In the pursuit for excellence, organisations are constantly exploring new ways to work better and smarter. Sharing of best practice is a benchmarking mechanism which is at the forefront of many organisational strategies. Align to this, the Department of Tourism today hosted its 8th Sharing of Best Practices Workshop virtually with countries it has MOUs and Bilateral Agreements, under the workshop theme: “Tourism Recovery post Covid-19 – a country perspective”.
Representing South Africa at the forum, Deputy Minister of Tourism, Mr Fish Mahlalela, welcomed delegates and reiterated that the South African Government places tourism high on its agenda for sustainable growth and job creation which is one of the eight interventions in the Economic Reconstruction and Recovery Plan.
“Our President, in his 2019 State of Nations Address set a target of 21 million tourist arrivals by 2030 for the tourism sector. It is through initiatives and platforms such as the Sharing of Best Practices Workshop that will make meaningful contributions in achieving such targets,” said the Deputy Minister.
For the past eight years the Department has been conducting the Best Practices Workshops with the aim to share information and best practices; build tourism capacity on the African continent; and strengthen regional integration and cooperation. Today’s event was attended by delegates from Angola, Benin, Malawi, Mozambique, Nigeria, Togo, Uganda, Zambia, Mexico, Singapore, Vietnam and Venezuela.

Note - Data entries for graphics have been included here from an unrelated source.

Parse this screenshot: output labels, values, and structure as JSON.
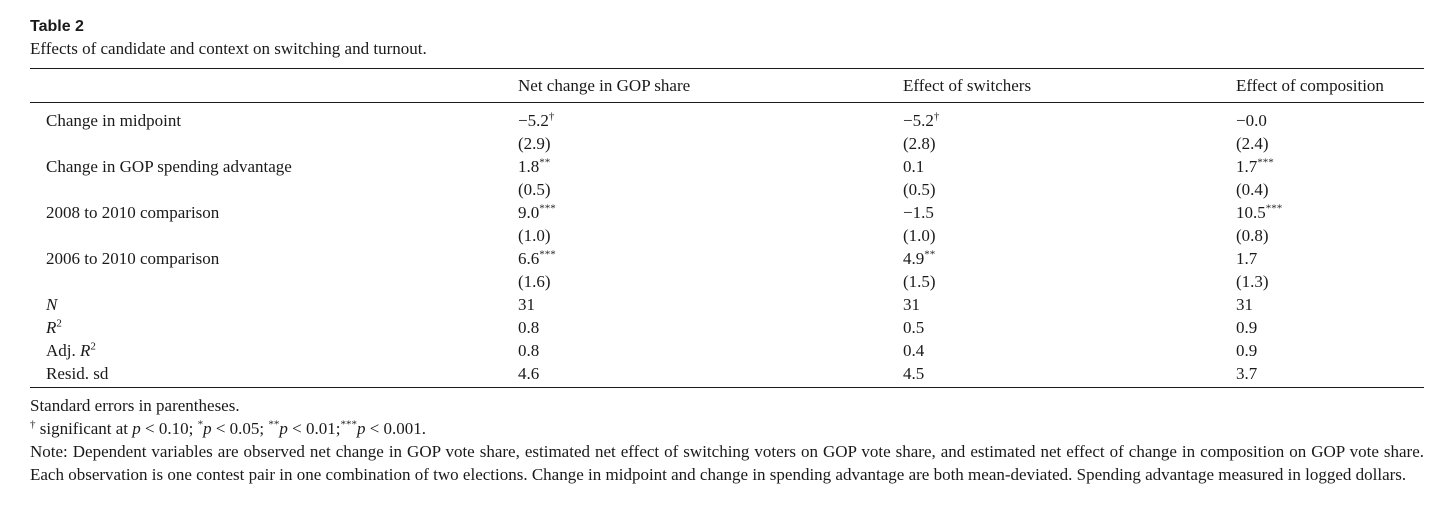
{
  "table": {
    "label": "Table 2",
    "caption": "Effects of candidate and context on switching and turnout.",
    "columns": [
      "Net change in GOP share",
      "Effect of switchers",
      "Effect of composition"
    ],
    "rows": [
      {
        "label": "Change in midpoint",
        "cells": [
          {
            "value": "−5.2",
            "sig": "†",
            "se": "(2.9)"
          },
          {
            "value": "−5.2",
            "sig": "†",
            "se": "(2.8)"
          },
          {
            "value": "−0.0",
            "sig": "",
            "se": "(2.4)"
          }
        ]
      },
      {
        "label": "Change in GOP spending advantage",
        "cells": [
          {
            "value": "1.8",
            "sig": "**",
            "se": "(0.5)"
          },
          {
            "value": "0.1",
            "sig": "",
            "se": "(0.5)"
          },
          {
            "value": "1.7",
            "sig": "***",
            "se": "(0.4)"
          }
        ]
      },
      {
        "label": "2008 to 2010 comparison",
        "cells": [
          {
            "value": "9.0",
            "sig": "***",
            "se": "(1.0)"
          },
          {
            "value": "−1.5",
            "sig": "",
            "se": "(1.0)"
          },
          {
            "value": "10.5",
            "sig": "***",
            "se": "(0.8)"
          }
        ]
      },
      {
        "label": "2006 to 2010 comparison",
        "cells": [
          {
            "value": "6.6",
            "sig": "***",
            "se": "(1.6)"
          },
          {
            "value": "4.9",
            "sig": "**",
            "se": "(1.5)"
          },
          {
            "value": "1.7",
            "sig": "",
            "se": "(1.3)"
          }
        ]
      }
    ],
    "stats": [
      {
        "label": "N",
        "italic": true,
        "sup": "",
        "values": [
          "31",
          "31",
          "31"
        ]
      },
      {
        "label": "R",
        "italic": true,
        "sup": "2",
        "values": [
          "0.8",
          "0.5",
          "0.9"
        ]
      },
      {
        "label_prefix": "Adj. ",
        "label": "R",
        "italic": true,
        "sup": "2",
        "values": [
          "0.8",
          "0.4",
          "0.9"
        ]
      },
      {
        "label": "Resid. sd",
        "italic": false,
        "sup": "",
        "values": [
          "4.6",
          "4.5",
          "3.7"
        ]
      }
    ]
  },
  "notes": {
    "se_note": "Standard errors in parentheses.",
    "sig_note": {
      "dagger": "†",
      "text1": " significant at ",
      "p": "p",
      "t1": " < 0.10; ",
      "s1": "*",
      "t2": " < 0.05; ",
      "s2": "**",
      "t3": " < 0.01;",
      "s3": "***",
      "t4": " < 0.001."
    },
    "note": "Note: Dependent variables are observed net change in GOP vote share, estimated net effect of switching voters on GOP vote share, and estimated net effect of change in composition on GOP vote share. Each observation is one contest pair in one combination of two elections. Change in midpoint and change in spending advantage are both mean-deviated. Spending advantage measured in logged dollars."
  }
}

“I am delighted to note that in this workshop you are going to robustly engage on the discussions and sharing information and the best practices on tourism recovery plans in addressing the challenges posed by the Covid-19 pandemic. I also take note that this workshop further seeks to align tourism’s contribution to Agenda 2063 through improving the standards, systems and policies in regulating the tourism industry while creating jobs and alleviating poverty,” the Deputy Minister stated.

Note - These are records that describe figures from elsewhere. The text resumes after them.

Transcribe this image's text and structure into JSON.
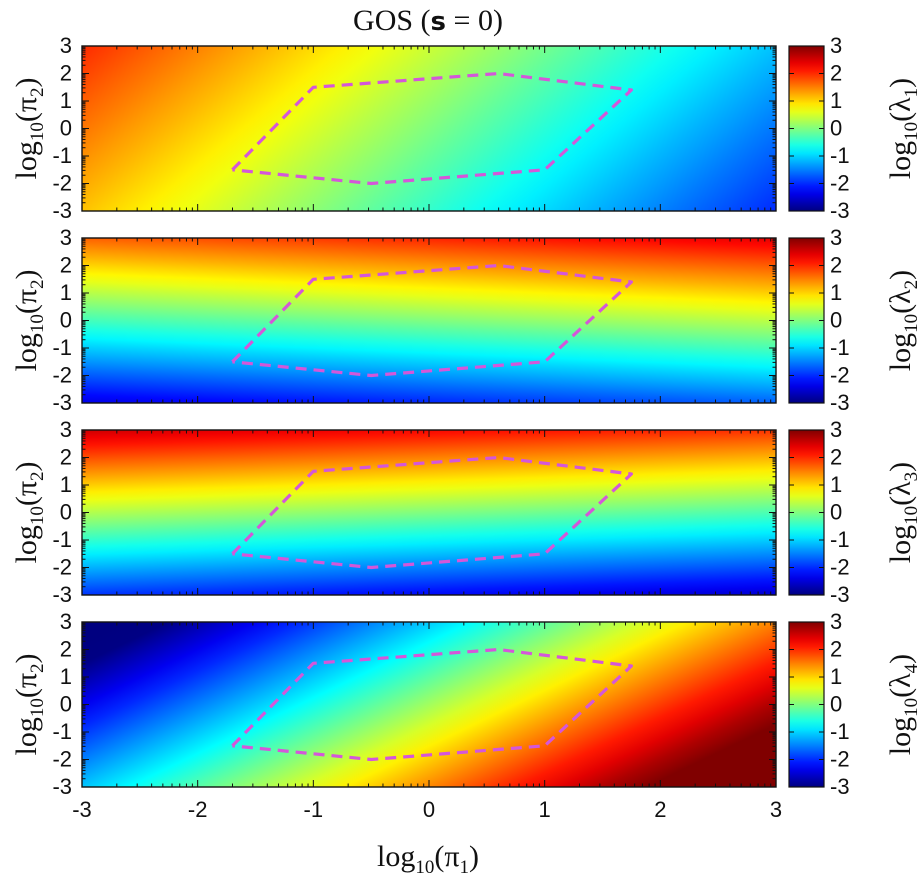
{
  "figure_title": {
    "prefix": "GOS (",
    "symbol": "s",
    "suffix": " = 0)"
  },
  "colormap": "jet",
  "chart_data": [
    {
      "type": "heatmap",
      "panel": 1,
      "xlabel": "log10(π1)",
      "ylabel": "log10(π2)",
      "colorbar_label": "log10(λ1)",
      "xlim": [
        -3,
        3
      ],
      "ylim": [
        -3,
        3
      ],
      "clim": [
        -3,
        3
      ],
      "x_ticks": [
        "-3",
        "-2",
        "-1",
        "0",
        "1",
        "2",
        "3"
      ],
      "y_ticks": [
        "3",
        "2",
        "1",
        "0",
        "-1",
        "-2",
        "-3"
      ],
      "colorbar_ticks": [
        "3",
        "2",
        "1",
        "0",
        "-1",
        "-2",
        "-3"
      ],
      "field": {
        "c0": 0.0,
        "cx": -0.52,
        "cy": 0.15
      },
      "x_ticklabels_shown": false
    },
    {
      "type": "heatmap",
      "panel": 2,
      "xlabel": "log10(π1)",
      "ylabel": "log10(π2)",
      "colorbar_label": "log10(λ2)",
      "xlim": [
        -3,
        3
      ],
      "ylim": [
        -3,
        3
      ],
      "clim": [
        -3,
        3
      ],
      "x_ticks": [
        "-3",
        "-2",
        "-1",
        "0",
        "1",
        "2",
        "3"
      ],
      "y_ticks": [
        "3",
        "2",
        "1",
        "0",
        "-1",
        "-2",
        "-3"
      ],
      "colorbar_ticks": [
        "3",
        "2",
        "1",
        "0",
        "-1",
        "-2",
        "-3"
      ],
      "field": {
        "c0": 0.0,
        "cx": 0.12,
        "cy": 0.68
      },
      "x_ticklabels_shown": false
    },
    {
      "type": "heatmap",
      "panel": 3,
      "xlabel": "log10(π1)",
      "ylabel": "log10(π2)",
      "colorbar_label": "log10(λ3)",
      "xlim": [
        -3,
        3
      ],
      "ylim": [
        -3,
        3
      ],
      "clim": [
        -3,
        3
      ],
      "x_ticks": [
        "-3",
        "-2",
        "-1",
        "0",
        "1",
        "2",
        "3"
      ],
      "y_ticks": [
        "3",
        "2",
        "1",
        "0",
        "-1",
        "-2",
        "-3"
      ],
      "colorbar_ticks": [
        "3",
        "2",
        "1",
        "0",
        "-1",
        "-2",
        "-3"
      ],
      "field": {
        "c0": 0.0,
        "cx": -0.1,
        "cy": 0.75
      },
      "x_ticklabels_shown": false
    },
    {
      "type": "heatmap",
      "panel": 4,
      "xlabel": "log10(π1)",
      "ylabel": "log10(π2)",
      "colorbar_label": "log10(λ4)",
      "xlim": [
        -3,
        3
      ],
      "ylim": [
        -3,
        3
      ],
      "clim": [
        -3,
        3
      ],
      "x_ticks": [
        "-3",
        "-2",
        "-1",
        "0",
        "1",
        "2",
        "3"
      ],
      "y_ticks": [
        "3",
        "2",
        "1",
        "0",
        "-1",
        "-2",
        "-3"
      ],
      "colorbar_ticks": [
        "3",
        "2",
        "1",
        "0",
        "-1",
        "-2",
        "-3"
      ],
      "field": {
        "c0": 0.2,
        "cx": 0.85,
        "cy": -0.42
      },
      "x_ticklabels_shown": true
    }
  ],
  "boundary_polygon": {
    "style": "dashed",
    "color": "#d457d9",
    "points": [
      [
        -1.7,
        -1.5
      ],
      [
        -1.0,
        1.5
      ],
      [
        0.6,
        2.0
      ],
      [
        1.75,
        1.4
      ],
      [
        1.0,
        -1.5
      ],
      [
        -0.5,
        -2.0
      ],
      [
        -1.7,
        -1.5
      ]
    ]
  },
  "shared_xlabel": {
    "base": "log",
    "sub": "10",
    "rest": "(π",
    "sub2": "1",
    "close": ")"
  }
}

Presentations were made by various countries present which generated much discussion among all the delegates in attendance. It was pointed out that the way forward to recovery of the sector is through collaborations and dialogue like this whereby participants can share and learn best practices.
The three pillars of the Africa Joint Continental Strategy for Covid-19 are limiting transmission, preventing deaths, and laying the foundation for socio-economic recovery to get the integration agenda back on track following the disruptions caused by the pandemic, which include the funding gaps, weak health systems, poor supply chain infrastructure and undefined eligibility and prioritisation criteria.
“Now more than ever and in the coming days, tourism academics need to step up and contribute research-based, data-driven ideas and solutions to support what will be left of the tourism industry. Data will have to be collected and tracked to help stakeholders make informed decisions. Academics will need to support new creativity and new opportunities that will be created in the recovery stages. Tourism education will have to be changed entirely to reflect new realities,” the Deputy Minister concluded.